Health: Why fried preparations are good for deities, but not so good for us
To eat preparations fried on refined vegetable oil is not a very wise idea. One reason is that we end up eating a lot of refined vegetable oil, which will produce inflammation and other problems. On top of that, there are the toxic compounds produced when the oil is heated to high temperatures.
Different from ghee and coconut oil, refined vegetable oils are rich in polyunsaturated fatty acids. Research shows that these unstable fats produce aldehydes (chemicals that are highly cancerogenous) as well as trans-fats and other dangerous compounds when heated to high temperatures (Health effects of oxidized heated oils, Foodservice Research International 13(1):41 - 55 · June 2006). A simple portion of french fries prepared on refined vegetable oil can contain up to 100 times the safe daily limit of aldehydes set by the World Health Organisation.
Fried preparations made in pure ghee are much better: not only is ghee actually good for the body, but it's very satiating, due to the high concentration of saturated fat. This makes ghee a kind of self-limiting food, since one will naturally feel full and stop eating. It's more difficult to overeat.

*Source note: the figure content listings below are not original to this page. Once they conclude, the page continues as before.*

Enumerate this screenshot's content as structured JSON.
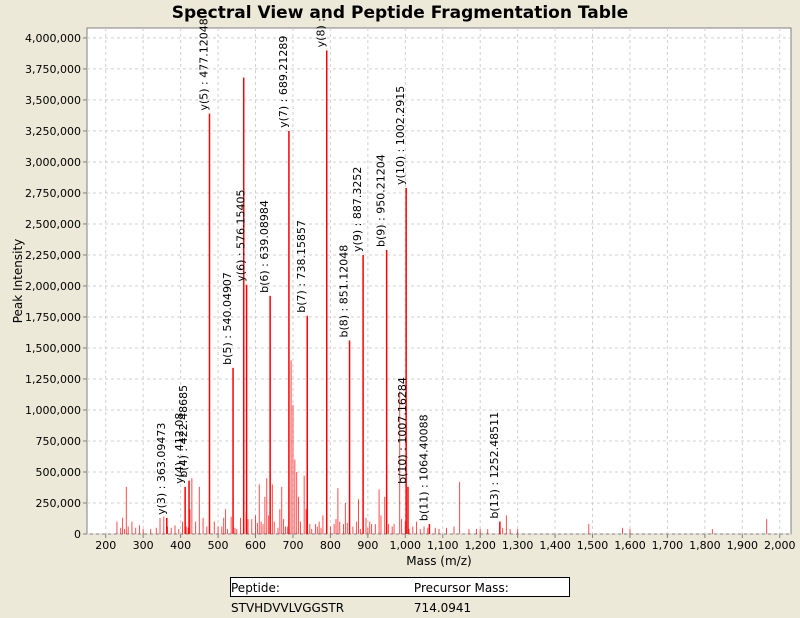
{
  "chart_data": {
    "type": "bar",
    "title": "Spectral View and Peptide Fragmentation Table",
    "xlabel": "Mass (m/z)",
    "ylabel": "Peak Intensity",
    "xlim": [
      150,
      2030
    ],
    "ylim": [
      0,
      4080000
    ],
    "xticks": [
      200,
      300,
      400,
      500,
      600,
      700,
      800,
      900,
      1000,
      1100,
      1200,
      1300,
      1400,
      1500,
      1600,
      1700,
      1800,
      1900,
      2000
    ],
    "xtick_labels": [
      "200",
      "300",
      "400",
      "500",
      "600",
      "700",
      "800",
      "900",
      "1,000",
      "1,100",
      "1,200",
      "1,300",
      "1,400",
      "1,500",
      "1,600",
      "1,700",
      "1,800",
      "1,900",
      "2,000"
    ],
    "yticks": [
      0,
      250000,
      500000,
      750000,
      1000000,
      1250000,
      1500000,
      1750000,
      2000000,
      2250000,
      2500000,
      2750000,
      3000000,
      3250000,
      3500000,
      3750000,
      4000000
    ],
    "ytick_labels": [
      "0",
      "250,000",
      "500,000",
      "750,000",
      "1,000,000",
      "1,250,000",
      "1,500,000",
      "1,750,000",
      "2,000,000",
      "2,250,000",
      "2,500,000",
      "2,750,000",
      "3,000,000",
      "3,250,000",
      "3,500,000",
      "3,750,000",
      "4,000,000"
    ],
    "grid": true,
    "series_color": "#ff0000",
    "peaks": {
      "mz": [
        230,
        240,
        245,
        250,
        255,
        260,
        270,
        280,
        290,
        300,
        320,
        335,
        345,
        355,
        365,
        375,
        385,
        395,
        405,
        412,
        415,
        420,
        425,
        430,
        440,
        450,
        460,
        470,
        490,
        500,
        510,
        515,
        520,
        525,
        535,
        545,
        550,
        560,
        575,
        580,
        590,
        600,
        605,
        610,
        615,
        620,
        625,
        630,
        635,
        645,
        650,
        660,
        665,
        670,
        675,
        680,
        685,
        695,
        700,
        705,
        710,
        715,
        720,
        730,
        735,
        745,
        750,
        760,
        765,
        770,
        775,
        780,
        800,
        810,
        815,
        820,
        825,
        835,
        840,
        845,
        860,
        870,
        875,
        880,
        895,
        900,
        905,
        910,
        920,
        930,
        935,
        945,
        955,
        965,
        970,
        985,
        990,
        1000,
        1010,
        1020,
        1030,
        1040,
        1050,
        1060,
        1080,
        1090,
        1110,
        1130,
        1145,
        1170,
        1190,
        1200,
        1220,
        1260,
        1270,
        1280,
        1300,
        1490,
        1580,
        1600,
        1820,
        1965
      ],
      "intensity": [
        100000,
        50000,
        130000,
        40000,
        380000,
        60000,
        100000,
        50000,
        70000,
        40000,
        40000,
        50000,
        130000,
        140000,
        60000,
        50000,
        70000,
        40000,
        100000,
        120000,
        60000,
        50000,
        200000,
        450000,
        100000,
        380000,
        130000,
        60000,
        100000,
        60000,
        60000,
        130000,
        200000,
        40000,
        140000,
        50000,
        40000,
        130000,
        180000,
        120000,
        120000,
        150000,
        90000,
        400000,
        100000,
        80000,
        300000,
        450000,
        150000,
        400000,
        100000,
        50000,
        200000,
        380000,
        120000,
        60000,
        60000,
        1400000,
        1040000,
        600000,
        500000,
        300000,
        100000,
        470000,
        200000,
        80000,
        40000,
        80000,
        60000,
        100000,
        50000,
        150000,
        60000,
        80000,
        120000,
        370000,
        100000,
        80000,
        250000,
        90000,
        60000,
        100000,
        280000,
        40000,
        130000,
        50000,
        100000,
        80000,
        80000,
        360000,
        150000,
        300000,
        80000,
        60000,
        80000,
        1150000,
        120000,
        100000,
        40000,
        60000,
        100000,
        40000,
        60000,
        50000,
        50000,
        40000,
        50000,
        60000,
        420000,
        40000,
        40000,
        40000,
        40000,
        50000,
        150000,
        40000,
        40000,
        80000,
        50000,
        40000,
        40000,
        120000
      ]
    },
    "annotated_peaks": [
      {
        "mz": 363.09473,
        "intensity": 130000,
        "label": "y(3) : 363.09473"
      },
      {
        "mz": 412.08,
        "intensity": 380000,
        "label": "y(4) : 412.08"
      },
      {
        "mz": 422.48685,
        "intensity": 430000,
        "label": "b(4) : 422.48685"
      },
      {
        "mz": 477.12048,
        "intensity": 3390000,
        "label": "y(5) : 477.12048"
      },
      {
        "mz": 540.04907,
        "intensity": 1340000,
        "label": "b(5) : 540.04907"
      },
      {
        "mz": 568.5,
        "intensity": 3680000,
        "label": ""
      },
      {
        "mz": 576.15405,
        "intensity": 2010000,
        "label": "y(6) : 576.15405"
      },
      {
        "mz": 639.08984,
        "intensity": 1920000,
        "label": "b(6) : 639.08984"
      },
      {
        "mz": 689.21289,
        "intensity": 3250000,
        "label": "y(7) : 689.21289"
      },
      {
        "mz": 738.15857,
        "intensity": 1760000,
        "label": "b(7) : 738.15857"
      },
      {
        "mz": 790.2,
        "intensity": 3900000,
        "label": "y(8) :"
      },
      {
        "mz": 851.12048,
        "intensity": 1560000,
        "label": "b(8) : 851.12048"
      },
      {
        "mz": 887.3252,
        "intensity": 2250000,
        "label": "y(9) : 887.3252"
      },
      {
        "mz": 950.21204,
        "intensity": 2290000,
        "label": "b(9) : 950.21204"
      },
      {
        "mz": 1002.2915,
        "intensity": 2790000,
        "label": "y(10) : 1002.2915"
      },
      {
        "mz": 1007.16284,
        "intensity": 380000,
        "label": "b(10) : 1007.16284"
      },
      {
        "mz": 1064.40088,
        "intensity": 80000,
        "label": "b(11) : 1064.40088"
      },
      {
        "mz": 1252.48511,
        "intensity": 100000,
        "label": "b(13) : 1252.48511"
      }
    ]
  },
  "legend": {
    "peptide": "Peptide: STVHDVVLVGGSTR",
    "precursor": "Precursor Mass: 714.0941"
  }
}
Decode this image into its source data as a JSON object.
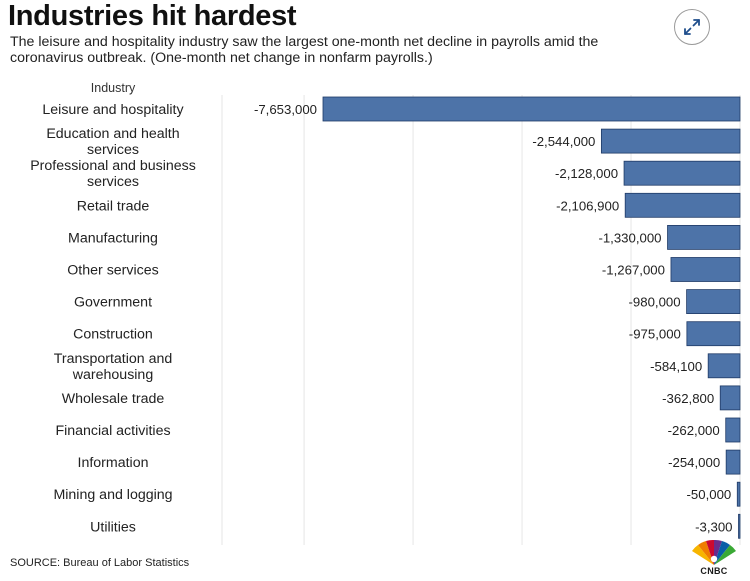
{
  "header": {
    "title": "Industries hit hardest",
    "subtitle": "The leisure and hospitality industry saw the largest one-month net decline in payrolls amid the coronavirus outbreak. (One-month net change in nonfarm payrolls.)"
  },
  "controls": {
    "expand_icon": "expand-arrows-icon"
  },
  "footer": {
    "source": "SOURCE: Bureau of Labor Statistics",
    "logo_text": "CNBC"
  },
  "chart_data": {
    "type": "bar",
    "orientation": "horizontal",
    "category_header": "Industry",
    "categories": [
      [
        "Leisure and hospitality"
      ],
      [
        "Education and health",
        "services"
      ],
      [
        "Professional and business",
        "services"
      ],
      [
        "Retail trade"
      ],
      [
        "Manufacturing"
      ],
      [
        "Other services"
      ],
      [
        "Government"
      ],
      [
        "Construction"
      ],
      [
        "Transportation and",
        "warehousing"
      ],
      [
        "Wholesale trade"
      ],
      [
        "Financial activities"
      ],
      [
        "Information"
      ],
      [
        "Mining and logging"
      ],
      [
        "Utilities"
      ]
    ],
    "values": [
      -7653000,
      -2544000,
      -2128000,
      -2106900,
      -1330000,
      -1267000,
      -980000,
      -975000,
      -584100,
      -362800,
      -262000,
      -254000,
      -50000,
      -3300
    ],
    "value_labels": [
      "-7,653,000",
      "-2,544,000",
      "-2,128,000",
      "-2,106,900",
      "-1,330,000",
      "-1,267,000",
      "-980,000",
      "-975,000",
      "-584,100",
      "-362,800",
      "-262,000",
      "-254,000",
      "-50,000",
      "-3,300"
    ],
    "bar_color": "#4d73a8",
    "grid": true,
    "legend": "none"
  }
}
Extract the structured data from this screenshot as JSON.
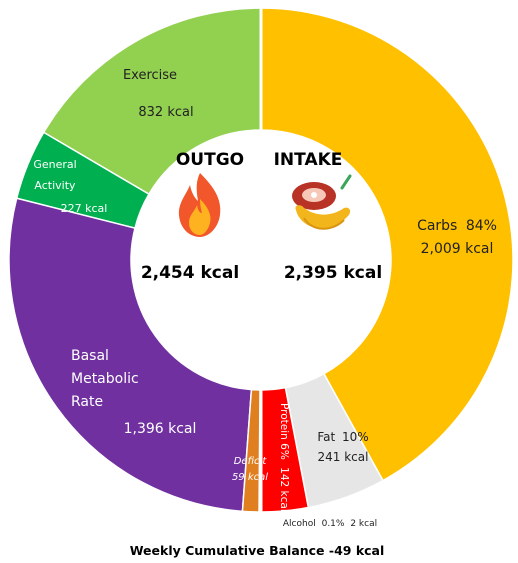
{
  "chart_data": {
    "type": "pie",
    "variant": "split-donut",
    "caption": "Weekly Cumulative Balance -49 kcal",
    "outgo": {
      "heading": "OUTGO",
      "total_label": "2,454 kcal",
      "total": 2454,
      "icon": "fire-icon",
      "segments": [
        {
          "name": "Exercise",
          "value_label": "832 kcal",
          "value": 832,
          "color": "#92d050"
        },
        {
          "name": "General Activity",
          "label_lines": [
            "General",
            "Activity"
          ],
          "value_label": "227 kcal",
          "value": 227,
          "color": "#00b050"
        },
        {
          "name": "Basal Metabolic Rate",
          "label_lines": [
            "Basal",
            "Metabolic",
            "Rate"
          ],
          "value_label": "1,396 kcal",
          "value": 1396,
          "color": "#7030a0"
        },
        {
          "name": "Deficit",
          "value_label": "59 kcal",
          "value": 59,
          "color": "#e07f20"
        }
      ]
    },
    "intake": {
      "heading": "INTAKE",
      "total_label": "2,395 kcal",
      "total": 2395,
      "icon": "food-icon",
      "segments": [
        {
          "name": "Carbs",
          "percent_label": "84%",
          "value_label": "2,009 kcal",
          "value": 2009,
          "color": "#ffc000"
        },
        {
          "name": "Fat",
          "percent_label": "10%",
          "value_label": "241 kcal",
          "value": 241,
          "color": "#e6e6e6"
        },
        {
          "name": "Protein",
          "percent_label": "6%",
          "value_label": "142 kcal",
          "value": 142,
          "color": "#ff0000"
        },
        {
          "name": "Alcohol",
          "percent_label": "0.1%",
          "value_label": "2 kcal",
          "value": 2,
          "color": "#7f3f00"
        }
      ]
    }
  }
}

Although foods fried in ghee are better, there are still reasons to be careful. First problem is that most of the time, we fry something made out of white flour (imagine a puri, pakoras or an alu-patra). Or the white flour is the main ingredient, or it's close to it. To make matters worse, we frequently also add sugar. It’s exactly this combination of refined carbohydrates and fat that makes these preparations so palatable. The main problem with this combination is that it's very fattening. And we are not just talking about the calories, but the way the body metabolizes the fat when it's consumed in combination with refined carbohydrates.
Normally, when we eat fat, the body burns it for energy. There is a limit on how much fat the body can process at a time, therefore one feels full quickly, and thus stops eating. Ironically, eating fat does not usually make one fat. However, when fat is ingested in combination with refined carbohydrates, the spike in insulin caused by the carbs makes the body store the fat (as well as most of the carbohydrates), instead of burning it. Although fat reduces the glycemic index of the food, still the presence of the refined carbs will trigger the release of insulin, leading to the accumulation of fat.
Another problem is that when starches are combined with fat and heated to high temperatures, they form stick molecules that are difficult for our body to absorb. It ends-up clogging the arteries, which is not good for the heart. Most people have the impression that saturated fat causes heart disease, but recent studies show that it is not exactly the fat, but the combination of fat and refined carbohydrates. One that eats too much refined carbs will end up overweight, with insulin resistance and eventually with type 2 diabetes. One that eats too much refined carbs in combination with a lot of saturated fat may be better in terms of insulin resistance and diabetes (since the fat blunts the insulin spikes caused by the carbs and sugar), but on the other hand he may end up obese and with heart problems, especially if he indulges in unhealthy fats.
Healthy fats in themselves are not bad. The problem is this combination of fat and refined carbs. You don't need to take fat away from your food. The answer is to combine it with vegetables and low-glycemic foods, instead of sugar and refined carbs (one can make a sabji with sauteed vegetables on ghee and some nuts, or make cookies using coconut oil, rolled oats and dates, for example). Naturally, another point is to avoid using refined vegetable oils.
Fried preparations should always be made in ghee and reserved to the deities and to festivals and other special occasions. It's ok to eat one or two samosas fried in ghee on festivals, the point is just to not make it a daily habit. If there is no money to buy ghee, it's much more intelligent to avoid the idea altogether and make some simpler, non-fried preparations.